Many collaboration tools fall short of expectations because they really don't take into account the way people work. For most distributed organisations, e-mail becomes the de facto tool of choice because of its simplicity and ubiquity. The drawbacks to collaborating via e-mail are the tendency for discussions to fork and the ease with which people can be left out of the loop - and conversely, the likelihood that people will be included in an irrelevant discussion.
A number of tools exist for capturing discussion threads and appear quite trendy in that they borrow from the concept of the Weblog, but Zaplet Appmail 2.0 offers an approach we consider more oriented toward reality. Face it, most of us are driven by our e-mail inbox. That's where we go to find out what's happening in our organisation, what we use to prioritise our workload, and - the surge in instant messaging not withstanding - how we communicate. Appmail provides a way for users to continue using familiar e-mail tools while offering a centralised approach to process management as well as flexibility and a way to "mind the gap" between systems.
We found Appmail 2.0 worth considering, although it may be priced beyond the reach of smaller organisations that most desperately need it. Instead of storing multiple threads and duplicate copies of messages on an already overburdened mail server, Appmail messages redirect the user to the Appmail server, which maintains a coordinated view of the business process.
Appmail works with a variety of e-mail clients, including Eudora, IBM/Lotus Notes, Microsoft Outlook and Outlook Express, and Netscape Messenger, or any other mailer featuring HTML support, although default security settings may require tweaking to permit its use. Back-end requirements include BEA's WebLogic app server and an Oracle8i database; although no commitments exist, we would expect future versions to include other application and database server platforms, if Appmail is to find wide acceptance.
Appmail is built around predefined and custom "building blocks" of reusable code. These components contain two key parts: business logic in the form of a Java class or an EJB (Enterprise JavaBean) to define what the block does, and presentation logic to define the user interface, as set out in a group of JSPs (Java Server Pages).
The building blocks work with an associated Appmail container, which acts as the controller phase of the application. An Appmail container is accessed through a servlet acting as a presentation controller, which interprets HTTP requests, for example, and converts them into an abstract object request. The abstracted request is then passed to the appropriate building block for processing into a presentation data object, which is run through the block's presentation logic to form an HTML response. The presentation controller combines the HTML responses from each building block to provide the final output to the user. A rules engine and other platform services complete the package.
The building blocks' connectivity is limited only by the Java language; the J2EE (Java 2 Enterprise Edition) Connector Architecture and JMS (Java Message Service) are fully supported, allowing for asynchronous and synchronous connections. Web services aficionados will find it easy to coordinate processes with existing third-party systems by using the Web services support of Appmail's SDK (software developer kit) to allow receipt of XML messages encapsulated in SOAP (Simple Object Access Protocol) requests, transported over HTTP or JMS.

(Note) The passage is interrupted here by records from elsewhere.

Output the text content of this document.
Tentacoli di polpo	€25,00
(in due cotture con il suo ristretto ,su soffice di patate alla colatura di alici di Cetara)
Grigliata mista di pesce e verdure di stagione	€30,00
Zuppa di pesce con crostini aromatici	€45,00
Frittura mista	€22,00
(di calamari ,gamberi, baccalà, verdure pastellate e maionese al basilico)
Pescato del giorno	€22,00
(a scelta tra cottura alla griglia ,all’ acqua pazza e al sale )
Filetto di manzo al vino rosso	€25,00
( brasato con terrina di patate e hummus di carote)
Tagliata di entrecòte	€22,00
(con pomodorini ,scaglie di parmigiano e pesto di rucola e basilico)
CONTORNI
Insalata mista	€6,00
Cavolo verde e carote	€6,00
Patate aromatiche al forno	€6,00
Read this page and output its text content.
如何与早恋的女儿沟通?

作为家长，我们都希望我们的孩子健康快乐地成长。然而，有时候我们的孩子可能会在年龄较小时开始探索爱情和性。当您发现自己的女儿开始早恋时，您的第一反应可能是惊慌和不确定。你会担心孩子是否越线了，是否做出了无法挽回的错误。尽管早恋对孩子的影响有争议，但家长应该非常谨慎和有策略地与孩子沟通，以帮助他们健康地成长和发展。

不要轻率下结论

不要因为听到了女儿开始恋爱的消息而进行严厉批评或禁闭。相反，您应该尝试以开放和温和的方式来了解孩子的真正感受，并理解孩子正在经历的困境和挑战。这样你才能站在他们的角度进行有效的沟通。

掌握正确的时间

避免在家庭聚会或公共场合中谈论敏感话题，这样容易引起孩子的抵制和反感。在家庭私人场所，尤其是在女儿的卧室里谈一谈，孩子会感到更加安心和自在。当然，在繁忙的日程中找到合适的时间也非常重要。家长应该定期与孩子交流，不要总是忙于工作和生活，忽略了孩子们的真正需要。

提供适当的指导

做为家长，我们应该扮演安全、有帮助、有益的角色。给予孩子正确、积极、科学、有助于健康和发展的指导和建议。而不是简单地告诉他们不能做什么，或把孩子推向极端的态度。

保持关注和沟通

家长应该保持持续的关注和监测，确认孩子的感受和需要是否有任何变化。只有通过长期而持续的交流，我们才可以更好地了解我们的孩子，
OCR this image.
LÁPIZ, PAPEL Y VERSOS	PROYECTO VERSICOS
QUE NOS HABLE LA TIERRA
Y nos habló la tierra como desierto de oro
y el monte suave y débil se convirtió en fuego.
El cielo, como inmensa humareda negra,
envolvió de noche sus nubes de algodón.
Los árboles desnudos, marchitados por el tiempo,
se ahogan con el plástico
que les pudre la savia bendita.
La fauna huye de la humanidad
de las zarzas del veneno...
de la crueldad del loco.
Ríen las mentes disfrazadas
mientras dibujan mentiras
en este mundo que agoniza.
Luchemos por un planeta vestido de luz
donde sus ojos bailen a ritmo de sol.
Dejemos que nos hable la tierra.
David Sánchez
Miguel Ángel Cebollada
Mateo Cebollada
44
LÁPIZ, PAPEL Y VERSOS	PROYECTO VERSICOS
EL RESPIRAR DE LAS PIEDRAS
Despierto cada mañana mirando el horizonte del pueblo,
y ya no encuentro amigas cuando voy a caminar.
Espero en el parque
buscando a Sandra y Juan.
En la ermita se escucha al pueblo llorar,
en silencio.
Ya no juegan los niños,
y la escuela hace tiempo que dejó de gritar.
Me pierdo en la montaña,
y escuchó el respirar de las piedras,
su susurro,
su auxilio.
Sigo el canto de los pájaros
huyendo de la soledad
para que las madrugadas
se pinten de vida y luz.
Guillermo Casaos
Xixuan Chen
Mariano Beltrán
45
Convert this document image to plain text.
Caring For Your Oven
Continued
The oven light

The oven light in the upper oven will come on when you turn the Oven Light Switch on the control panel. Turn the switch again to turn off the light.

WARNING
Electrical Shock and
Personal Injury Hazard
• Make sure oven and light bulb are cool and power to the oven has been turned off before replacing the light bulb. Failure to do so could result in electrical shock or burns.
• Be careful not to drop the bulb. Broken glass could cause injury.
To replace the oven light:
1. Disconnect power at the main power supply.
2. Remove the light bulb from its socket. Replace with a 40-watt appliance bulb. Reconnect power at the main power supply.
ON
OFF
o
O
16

The part of Appmail we find really nifty is that you don't need to be a Java developer to create simple Appmail apps, although an SDK is provided for in-house customisation to interface with one-of-a-kind and legacy systems. Appmail ships with approximately 20 predefined blocks that represent common functions such as calendaring and project workflow. Hard-core Java developers may sneer at the idea of using canned applets, as will some mail system bigots who are enamoured of their package's native tools. Although it's true that much of what one can do with Appmail isn't exactly show-stopping, we'd like to point out that even in mid-2002 good developers are hard to find.
Installing Appmail was a cinch, mainly because at this stage of the product's development, Zaplet recommends that its own engineers or a recommended system integrator handle the setup. Future versions are being designed to be customer-installable; we don't think that goal is far off, from our over-the-shoulder perspective. Assuming that Oracle and WebLogic are already in place, it may take half an hour to set up and configure Appmail.
The great part of using Appmail is that it's easy to maintain simplicity and uniformity, which is important when training budgets keep falling under the act. Because Appmail incorporates an entire process flow, it provides one-stop viewing of an entire discussion, instead of forcing users to manually organise a series of e-mail messages or submit to an over-automated set of responses that never quite cover every situation. Zaplet Appmail 2.0 isn't a slam-dunk recommendation but should be considered by any organisation seeking to fill in the gaps in its business processes.